Et ce truc, d'accepter d'avoir un kilométrage à zéro, tu vois, on a dû faire mille pas dans la journée, on a dû, enfin genre vraiment, on faisait rien quoi, mais c'était trop bien, c'était trop bien. Et en fait, c'est hyper nourrissant pour tout ce qu'on a en nous, pour nos projets, notre créativité et quelque part aussi notre humanité, tu vois, ça nous reconnecte à ce qu'on a de plus précieux, les gens qu'on aime. Et j'ai trouvé ça génial, ça m'a fait beaucoup de bien. Alors évidemment, tu vois, on était entre potes, on refaisait le monde, comme si nous, du haut de nos à peine 30 ans, on avait la solution, tu vois, pour tout régler. mais je trouve ça génial. Je trouve ça génial, ça donne beaucoup d'idées aussi. Tu vois, tu ressors et là, tu notes tes idées, tu fais, putain, on a parlé de tel truc et puis de tel truc et ça me donne une idée de livre.

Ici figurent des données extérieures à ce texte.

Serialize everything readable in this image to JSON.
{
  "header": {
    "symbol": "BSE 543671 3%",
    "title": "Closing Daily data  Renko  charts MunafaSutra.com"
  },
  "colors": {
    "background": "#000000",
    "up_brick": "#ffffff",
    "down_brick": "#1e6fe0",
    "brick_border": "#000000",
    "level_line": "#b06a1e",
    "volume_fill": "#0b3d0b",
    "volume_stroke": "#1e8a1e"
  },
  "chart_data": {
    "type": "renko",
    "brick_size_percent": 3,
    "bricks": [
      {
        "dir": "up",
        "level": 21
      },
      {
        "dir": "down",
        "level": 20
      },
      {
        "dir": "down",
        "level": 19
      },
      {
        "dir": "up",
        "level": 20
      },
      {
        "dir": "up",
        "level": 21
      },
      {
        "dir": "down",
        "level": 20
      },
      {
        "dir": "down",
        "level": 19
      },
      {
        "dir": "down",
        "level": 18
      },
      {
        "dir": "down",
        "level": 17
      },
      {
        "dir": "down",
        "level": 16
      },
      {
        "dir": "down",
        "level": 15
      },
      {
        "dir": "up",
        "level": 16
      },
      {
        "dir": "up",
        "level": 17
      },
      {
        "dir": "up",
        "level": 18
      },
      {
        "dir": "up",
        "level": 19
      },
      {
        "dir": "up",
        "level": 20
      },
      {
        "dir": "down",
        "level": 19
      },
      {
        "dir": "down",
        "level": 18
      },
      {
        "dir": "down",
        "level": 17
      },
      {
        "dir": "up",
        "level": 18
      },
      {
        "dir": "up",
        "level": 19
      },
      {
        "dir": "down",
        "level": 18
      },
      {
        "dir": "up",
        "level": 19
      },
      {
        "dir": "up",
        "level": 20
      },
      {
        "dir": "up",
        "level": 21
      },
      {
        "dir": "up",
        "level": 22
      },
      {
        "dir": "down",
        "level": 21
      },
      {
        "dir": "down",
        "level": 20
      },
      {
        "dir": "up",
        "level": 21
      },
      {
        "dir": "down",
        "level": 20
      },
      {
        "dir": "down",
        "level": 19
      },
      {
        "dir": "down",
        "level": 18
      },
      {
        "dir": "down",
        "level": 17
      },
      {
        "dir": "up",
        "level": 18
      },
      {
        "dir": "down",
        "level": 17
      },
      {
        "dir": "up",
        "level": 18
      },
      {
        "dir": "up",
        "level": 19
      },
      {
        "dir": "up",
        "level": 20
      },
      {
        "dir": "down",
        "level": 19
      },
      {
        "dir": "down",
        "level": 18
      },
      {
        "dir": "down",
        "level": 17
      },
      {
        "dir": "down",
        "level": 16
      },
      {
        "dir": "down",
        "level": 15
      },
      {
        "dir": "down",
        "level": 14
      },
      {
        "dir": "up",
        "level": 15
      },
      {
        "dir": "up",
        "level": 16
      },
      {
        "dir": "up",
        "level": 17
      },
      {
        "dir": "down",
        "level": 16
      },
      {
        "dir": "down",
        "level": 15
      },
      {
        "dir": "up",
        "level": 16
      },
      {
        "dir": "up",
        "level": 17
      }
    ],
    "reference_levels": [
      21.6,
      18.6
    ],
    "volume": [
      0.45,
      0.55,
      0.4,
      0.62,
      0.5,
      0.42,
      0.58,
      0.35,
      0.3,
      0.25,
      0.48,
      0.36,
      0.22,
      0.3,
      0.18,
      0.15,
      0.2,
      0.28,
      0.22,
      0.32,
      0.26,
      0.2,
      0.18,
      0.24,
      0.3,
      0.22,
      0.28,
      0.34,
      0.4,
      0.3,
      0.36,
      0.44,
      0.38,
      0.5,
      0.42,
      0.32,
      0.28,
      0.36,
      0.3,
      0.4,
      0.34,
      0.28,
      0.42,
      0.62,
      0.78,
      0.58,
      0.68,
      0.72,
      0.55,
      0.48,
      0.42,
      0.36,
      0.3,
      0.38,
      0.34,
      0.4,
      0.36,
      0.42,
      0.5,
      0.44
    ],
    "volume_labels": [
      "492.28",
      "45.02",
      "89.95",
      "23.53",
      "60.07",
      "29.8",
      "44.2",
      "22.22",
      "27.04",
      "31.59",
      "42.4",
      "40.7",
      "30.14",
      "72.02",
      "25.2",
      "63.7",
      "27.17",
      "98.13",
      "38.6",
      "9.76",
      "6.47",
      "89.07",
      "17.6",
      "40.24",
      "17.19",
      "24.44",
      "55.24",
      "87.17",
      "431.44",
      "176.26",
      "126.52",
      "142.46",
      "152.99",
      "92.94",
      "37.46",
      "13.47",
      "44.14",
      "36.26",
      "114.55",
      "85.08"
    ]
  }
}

J'ai un pote qui est réalisateur et du coup, ça lui donne des idées aussi, tu vois. Et on se dit, putain, ça serait trop drôle, on fasse un truc tous les deux. Imagine, imagine, et oui, imaginons. Et il y a un peu cette prise de conscience aussi, tu vois, qu'en vérité, il y a des étés avant, quand on était plus jeune, on se voyait tout le temps. Pendant deux mois, tous les jours, on était là, on zonnait, piscine de l'un, piscine de l'autre, terrasse de l'un, terrasse de l'autre. Et on ne le fait plus maintenant parce que la vie change. Il y a, ouais, la vie change et tout. Il y en a des obligations, on a des travails, on a des familles, bref, on a plein de choses. Mais ça rend ces moments d'autant plus précieux et on aimerait qu'ils arrivent encore plus souvent.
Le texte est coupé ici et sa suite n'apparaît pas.